Muito pouca confiança temos nos nossos filhos, que nem são assim tão indefesas ou presas de quaisquer alterações mentais sem fora da confortável e acolchoada rotina dos dias, nem são raposas à espreita da primeira oportunidade para fazerem trapaça. Faz parte da vida assumir responsabilidades, ser-se posto à prova, ultrapassar obstáculos, são importantes os rituais de passagem. Os exames devem ser encarados como provas naturais para quem estuda. O facto de serem prestadas numa instituição diferente e por professores desconhecidos apenas asseguram que as crianças todas tenham as mesmas oportunidades.
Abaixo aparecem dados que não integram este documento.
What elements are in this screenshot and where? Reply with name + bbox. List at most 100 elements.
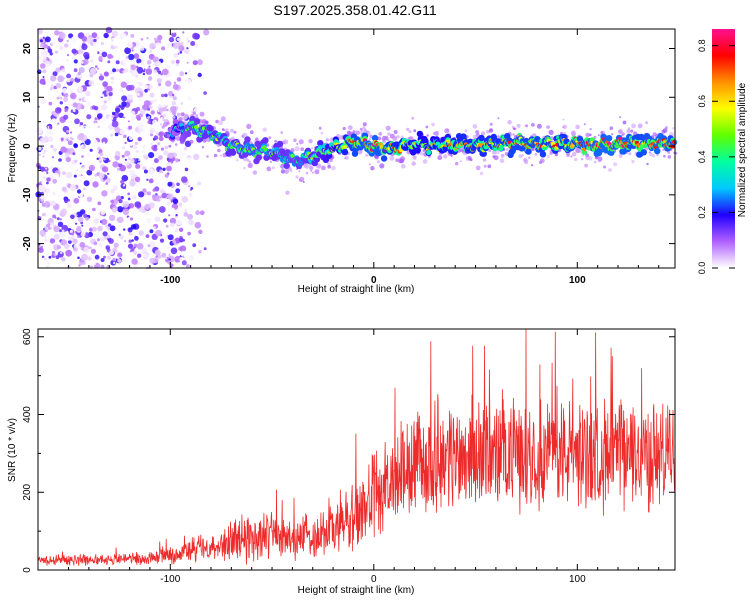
- snr-x-tick-label: -100: [160, 574, 180, 585]
- noise-speck: [175, 62, 180, 67]
- noise-speck: [116, 227, 119, 231]
- noise-speck: [103, 158, 106, 161]
- track-halo-speck: [386, 138, 390, 141]
- noise-speck: [48, 263, 52, 268]
- noise-speck: [46, 177, 51, 182]
- noise-speck: [115, 68, 120, 73]
- snr-y-tick-label: 200: [22, 483, 33, 500]
- noise-speck: [128, 135, 134, 141]
- noise-speck: [124, 141, 127, 145]
- noise-speck: [57, 198, 63, 204]
- noise-speck: [149, 92, 155, 98]
- noise-speck: [78, 86, 84, 92]
- snr-panel: -100 0 100 0 200 400 600 Height of straight li…: [7, 328, 676, 596]
- noise-speck: [158, 155, 163, 160]
- track-halo-speck: [400, 135, 404, 139]
- track-halo-speck: [437, 155, 443, 161]
- noise-speck: [127, 197, 131, 201]
- signal-mark: [422, 138, 429, 145]
- noise-speck: [185, 157, 192, 165]
- noise-speck: [40, 97, 47, 105]
- noise-speck: [105, 224, 109, 228]
- track-halo-speck: [318, 126, 322, 130]
- heatmap-y-tick-label: 10: [22, 91, 33, 103]
- noise-speck: [155, 229, 162, 237]
- track-halo-speck: [280, 169, 286, 174]
- track-halo-speck: [425, 125, 429, 129]
- noise-speck: [190, 41, 196, 46]
- track-halo-speck: [489, 122, 493, 126]
- noise-speck: [187, 213, 194, 220]
- noise-speck: [48, 193, 54, 199]
- noise-speck: [134, 201, 141, 208]
- noise-speck: [110, 75, 116, 81]
- noise-speck: [93, 218, 100, 225]
- noise-speck: [83, 187, 86, 190]
- track-halo-speck: [444, 128, 450, 134]
- track-halo-speck: [562, 118, 565, 121]
- noise-speck: [127, 94, 133, 101]
- noise-speck: [97, 225, 103, 232]
- track-halo-speck: [230, 128, 234, 133]
- noise-speck: [65, 171, 73, 179]
- colorbar: 0.0 0.2 0.4 0.6 0.8 Normalized spectral ampl…: [697, 29, 748, 274]
- noise-speck: [82, 133, 85, 136]
- noise-speck: [192, 243, 197, 248]
- track-halo-speck: [189, 139, 194, 144]
- noise-speck: [46, 181, 49, 185]
- track-halo-speck: [672, 127, 675, 130]
- noise-speck: [175, 188, 181, 194]
- noise-speck: [77, 134, 84, 141]
- noise-speck: [178, 211, 182, 215]
- noise-speck: [176, 182, 180, 187]
- noise-speck: [166, 165, 172, 172]
- noise-speck: [114, 126, 120, 133]
- track-halo-speck: [290, 169, 293, 173]
- track-halo-speck: [524, 124, 529, 128]
- noise-speck: [62, 77, 66, 80]
- noise-speck: [57, 122, 60, 125]
- track-halo-speck: [246, 123, 252, 129]
- track-halo-speck: [581, 154, 585, 157]
- noise-speck: [118, 259, 122, 263]
- noise-speck: [154, 249, 161, 256]
- noise-speck: [42, 69, 47, 74]
- heatmap-y-tick-label: -20: [22, 236, 33, 251]
- track-halo-speck: [536, 123, 542, 129]
- noise-speck: [59, 218, 62, 221]
- noise-speck: [78, 216, 84, 223]
- noise-speck: [145, 234, 150, 239]
- noise-speck: [66, 73, 72, 79]
- noise-speck: [87, 256, 92, 261]
- track-halo-speck: [513, 127, 517, 131]
- noise-speck: [149, 43, 156, 50]
- noise-speck: [80, 117, 86, 123]
- track-halo-speck: [574, 157, 578, 162]
- noise-speck: [136, 58, 142, 64]
- noise-speck: [79, 121, 84, 126]
- signal-mark: [341, 148, 349, 156]
- noise-speck: [195, 114, 198, 117]
- track-halo-speck: [377, 136, 382, 141]
- track-halo-speck: [262, 127, 267, 132]
- noise-speck: [108, 214, 116, 221]
- noise-speck: [44, 188, 50, 194]
- noise-speck: [167, 260, 172, 265]
- noise-speck: [44, 238, 48, 243]
- noise-speck: [99, 99, 103, 103]
- snr-y-label: SNR (10 * v/v): [7, 418, 18, 482]
- noise-speck: [142, 144, 146, 149]
- noise-speck: [158, 206, 166, 213]
- noise-speck: [157, 142, 161, 146]
- noise-speck: [110, 199, 115, 204]
- noise-speck: [168, 214, 171, 217]
- noise-speck: [134, 236, 139, 241]
- noise-speck: [130, 224, 137, 230]
- noise-speck: [43, 60, 50, 66]
- track-halo-speck: [331, 165, 336, 171]
- noise-speck: [64, 243, 70, 249]
- noise-speck: [127, 192, 131, 196]
- noise-speck: [78, 98, 82, 101]
- track-halo-speck: [663, 154, 666, 158]
- track-halo-speck: [268, 136, 272, 140]
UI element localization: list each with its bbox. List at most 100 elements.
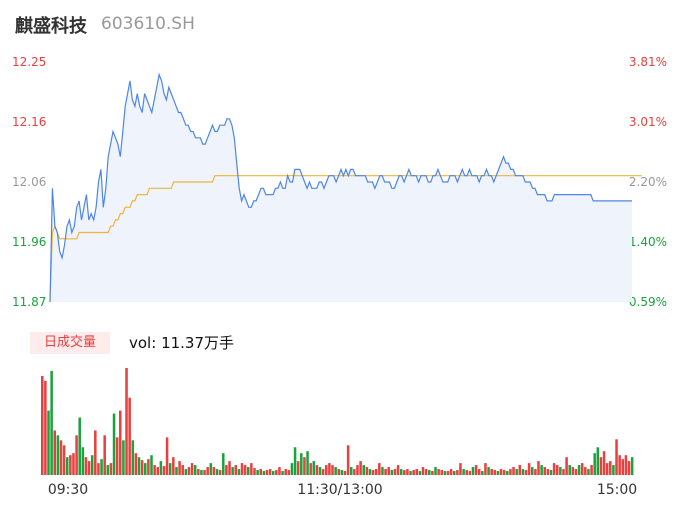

Todos sabemos, e a responsabilidade aqui é dos adultos que são professores, que muitos dos resultados das provas de aferição não eram fidedignos pois havia sempre alguns professores que ajudavam na resolução dos testes, o que era extremamente injusto e enviesava as possíveis avaliações posteriores à validade das mesmas. Quanto aos telemóveis, também me parece um exagero pedir uma declaração de honra em como não os usariam. Mas não me iludo com a ideia angelical de que nunca se lembrariam de tal, nem com a certeza de que naquela idade não sabem o que é honra. Isso é uma menorização que eles próprios não aceitam.

 

Outro assunto muito diferente é se na verdade haverá alguma vantagem para os alunos e para o sistema de ensino com a realização de exames nacionais neste nível. O que mais me preocupa não são os exames, são a resposta que o sistema deveria poder dar a quem não passa nos exames - esse é que me parece o problema mais importante para resolver. Onde estão as políticas de reforço e acompanhamento de quem tem mais dificuldades? O que está pensado ao longo do ano, como diagnóstico destas situações? Quais os professores que investem nos alunos que não passaram? Quais os motivos do insucesso, como evitá-los e ultrapassá-los?

 

Não me recordo de nada nas diversas declarações e notícias, nos circos montados à volta das escolas esperando que alguma criança estivesse em prantos antes ou a seguir às provas. Não me lembro de ter visto questionar os responsáveis do que pretendiam fazer com as crianças que não tiverem atingido os conhecimentos que se pretendia. Isso é o que realmente interessa.